John Skibinski

No. 30
- Position: Running back

Personal information
- Born: April 27, 1955 (age 70) Chicago, Illinois, U.S.
- Listed height: 6 ft 0 in (1.83 m)
- Listed weight: 222 lb (101 kg)

Career information
- High school: LaSalle-Peru (IL)
- College: Purdue
- NFL draft: 1978: 6th round, 139th overall pick

Career history
- Chicago Bears (1978–1981); Birmingham Stallions (1983); Jacksonville Bulls (1984);

Awards and highlights
- Second-team All-Big Ten (1977); East-West Shrine Game (1977); Hula Bowl (1978); Japan Bowl (1978);

Career NFL statistics
- Rushing yards: 64
- Rushing average: 4.0
- Receptions: 6
- Receiving yards: 22
- Stats at Pro Football Reference

= John Skibinski =

American football player (born 1955)

John Skibinski (born April 27, 1955) is a former running back who played in the National Football League (NFL). He was drafted in the sixth round of the 1978 NFL draft by the Chicago Bears. His NFL career was spent with the Chicago Bears. and ran from 1978 to 1981. He spent the 1982 season out of professional football before returning to the game via the USFL; he played in the 1983 & 1984 seasons as a member of the Birmingham Stallions and Jacksonville Bulls, respectively.

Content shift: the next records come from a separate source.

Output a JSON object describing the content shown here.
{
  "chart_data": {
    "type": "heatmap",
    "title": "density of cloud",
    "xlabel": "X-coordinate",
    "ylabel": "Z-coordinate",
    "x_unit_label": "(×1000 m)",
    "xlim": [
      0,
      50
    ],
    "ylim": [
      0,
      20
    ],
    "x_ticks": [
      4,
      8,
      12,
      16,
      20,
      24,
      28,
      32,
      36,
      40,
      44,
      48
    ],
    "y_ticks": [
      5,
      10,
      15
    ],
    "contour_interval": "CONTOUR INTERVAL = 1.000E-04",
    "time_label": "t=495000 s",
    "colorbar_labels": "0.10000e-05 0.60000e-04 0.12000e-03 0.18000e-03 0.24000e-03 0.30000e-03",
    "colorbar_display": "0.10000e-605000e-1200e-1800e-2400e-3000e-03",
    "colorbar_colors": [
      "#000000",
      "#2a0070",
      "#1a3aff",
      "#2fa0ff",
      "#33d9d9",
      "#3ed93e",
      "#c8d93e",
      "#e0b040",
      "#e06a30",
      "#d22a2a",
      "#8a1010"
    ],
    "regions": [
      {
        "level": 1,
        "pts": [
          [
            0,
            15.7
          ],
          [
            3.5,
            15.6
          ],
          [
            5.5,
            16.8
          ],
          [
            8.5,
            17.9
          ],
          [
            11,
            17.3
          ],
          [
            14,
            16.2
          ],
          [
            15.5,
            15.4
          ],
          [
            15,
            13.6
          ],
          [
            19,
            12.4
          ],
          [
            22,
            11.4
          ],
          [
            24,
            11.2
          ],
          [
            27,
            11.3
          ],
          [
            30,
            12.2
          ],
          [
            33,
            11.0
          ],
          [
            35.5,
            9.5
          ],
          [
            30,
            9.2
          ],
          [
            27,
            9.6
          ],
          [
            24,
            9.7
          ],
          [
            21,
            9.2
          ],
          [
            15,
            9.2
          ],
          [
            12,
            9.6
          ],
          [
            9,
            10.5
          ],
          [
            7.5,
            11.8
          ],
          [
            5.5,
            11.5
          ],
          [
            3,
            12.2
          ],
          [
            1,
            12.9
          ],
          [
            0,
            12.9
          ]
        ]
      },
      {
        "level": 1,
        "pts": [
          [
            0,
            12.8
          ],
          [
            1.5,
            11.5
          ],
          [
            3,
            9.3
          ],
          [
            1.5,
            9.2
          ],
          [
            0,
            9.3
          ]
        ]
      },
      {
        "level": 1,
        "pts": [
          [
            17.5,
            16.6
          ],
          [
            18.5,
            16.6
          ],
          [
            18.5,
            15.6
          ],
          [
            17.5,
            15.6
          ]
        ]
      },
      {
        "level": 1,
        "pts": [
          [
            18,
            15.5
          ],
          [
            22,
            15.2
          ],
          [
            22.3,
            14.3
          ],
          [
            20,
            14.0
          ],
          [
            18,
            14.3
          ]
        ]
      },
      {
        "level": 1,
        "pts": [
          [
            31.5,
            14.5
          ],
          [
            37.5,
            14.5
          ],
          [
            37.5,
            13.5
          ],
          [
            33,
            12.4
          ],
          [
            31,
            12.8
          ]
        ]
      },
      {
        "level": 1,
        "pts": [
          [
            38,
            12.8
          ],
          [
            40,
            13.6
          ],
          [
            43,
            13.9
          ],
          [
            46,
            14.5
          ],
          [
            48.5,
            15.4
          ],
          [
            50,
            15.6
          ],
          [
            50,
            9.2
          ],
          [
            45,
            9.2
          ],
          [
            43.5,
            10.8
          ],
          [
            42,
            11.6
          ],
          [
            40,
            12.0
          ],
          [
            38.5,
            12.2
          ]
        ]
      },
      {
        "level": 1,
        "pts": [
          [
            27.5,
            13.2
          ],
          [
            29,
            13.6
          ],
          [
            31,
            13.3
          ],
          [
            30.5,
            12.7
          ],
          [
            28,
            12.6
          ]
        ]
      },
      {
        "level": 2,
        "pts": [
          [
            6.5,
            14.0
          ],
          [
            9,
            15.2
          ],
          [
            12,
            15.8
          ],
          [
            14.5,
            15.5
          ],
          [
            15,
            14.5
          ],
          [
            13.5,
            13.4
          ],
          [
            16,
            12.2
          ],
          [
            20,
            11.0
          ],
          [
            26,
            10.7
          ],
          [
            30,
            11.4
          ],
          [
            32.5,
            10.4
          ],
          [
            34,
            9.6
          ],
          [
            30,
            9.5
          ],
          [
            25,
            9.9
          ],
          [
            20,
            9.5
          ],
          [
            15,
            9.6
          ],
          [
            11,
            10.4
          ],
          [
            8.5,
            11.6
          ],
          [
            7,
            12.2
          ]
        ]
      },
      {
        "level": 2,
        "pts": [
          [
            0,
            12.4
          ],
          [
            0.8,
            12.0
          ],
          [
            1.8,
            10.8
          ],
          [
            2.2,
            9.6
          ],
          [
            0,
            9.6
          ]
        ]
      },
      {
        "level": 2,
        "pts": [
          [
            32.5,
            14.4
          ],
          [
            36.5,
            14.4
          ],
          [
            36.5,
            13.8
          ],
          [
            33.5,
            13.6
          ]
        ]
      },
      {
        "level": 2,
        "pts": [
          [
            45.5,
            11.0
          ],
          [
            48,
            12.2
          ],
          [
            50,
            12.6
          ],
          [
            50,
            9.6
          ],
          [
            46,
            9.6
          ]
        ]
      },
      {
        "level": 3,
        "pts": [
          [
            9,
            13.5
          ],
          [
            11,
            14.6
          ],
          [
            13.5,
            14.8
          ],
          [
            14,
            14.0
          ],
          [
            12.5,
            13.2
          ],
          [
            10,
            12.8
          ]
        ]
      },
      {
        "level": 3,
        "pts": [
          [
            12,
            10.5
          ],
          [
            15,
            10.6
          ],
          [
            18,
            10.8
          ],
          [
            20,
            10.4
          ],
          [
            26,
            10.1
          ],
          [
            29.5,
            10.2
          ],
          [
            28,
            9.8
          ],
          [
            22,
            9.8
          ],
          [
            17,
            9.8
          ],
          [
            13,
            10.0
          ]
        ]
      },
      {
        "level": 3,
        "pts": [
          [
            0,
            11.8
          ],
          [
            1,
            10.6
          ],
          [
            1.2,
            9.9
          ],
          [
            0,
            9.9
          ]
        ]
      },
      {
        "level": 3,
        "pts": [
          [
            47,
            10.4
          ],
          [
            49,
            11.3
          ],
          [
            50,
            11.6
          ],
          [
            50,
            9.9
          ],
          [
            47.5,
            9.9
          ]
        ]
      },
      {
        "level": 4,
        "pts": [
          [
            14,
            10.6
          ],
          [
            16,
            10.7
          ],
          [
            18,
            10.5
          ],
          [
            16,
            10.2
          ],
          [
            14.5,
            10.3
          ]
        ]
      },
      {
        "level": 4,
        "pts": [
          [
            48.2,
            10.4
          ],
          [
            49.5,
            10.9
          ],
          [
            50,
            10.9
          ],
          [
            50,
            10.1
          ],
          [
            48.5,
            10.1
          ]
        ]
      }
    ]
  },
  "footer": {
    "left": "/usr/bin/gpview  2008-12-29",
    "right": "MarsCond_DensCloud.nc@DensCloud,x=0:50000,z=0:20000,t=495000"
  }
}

He carried the ball sparingly during the 1975 season, as Mike Pruitt was the main threat for the Boilermakers but Hall of Fame coach Alex Agase saw his potential. In 1976, he was part of a power backfield with Scott Dierking. As the 1977 season approached, Agase had been replaced by Jim Young, Dierking had graduated and moved on to the NFL and the highly touted Freshman Mark Herrmann was taking over at QB. Skibinski was voted team captain for the 1977 season and led the Boilermakers in rushing yardage (665 yards) and total offense (886 yards) and a record of 5-6 in Jim Young's inaugural season at Purdue. He was voted 2nd Team All-Conference following the 1977 season. He currently ranks #20 Career Rushing Attempts (339 carries); #18 Career Rushing Yards (1,605 yards) and #16 Career Rushing Average (4.7 yards/carry).

While at Purdue appeared in the 1977 East-West Shrine Game, the 1978 Hula Bowl and the 1978 Japan Bowl.

He is the son of Joe Skibinski, a former Cleveland Brown and Green Bay Packer. His father was also his high school coach at LaSalle-Peru Township High School in Illinois.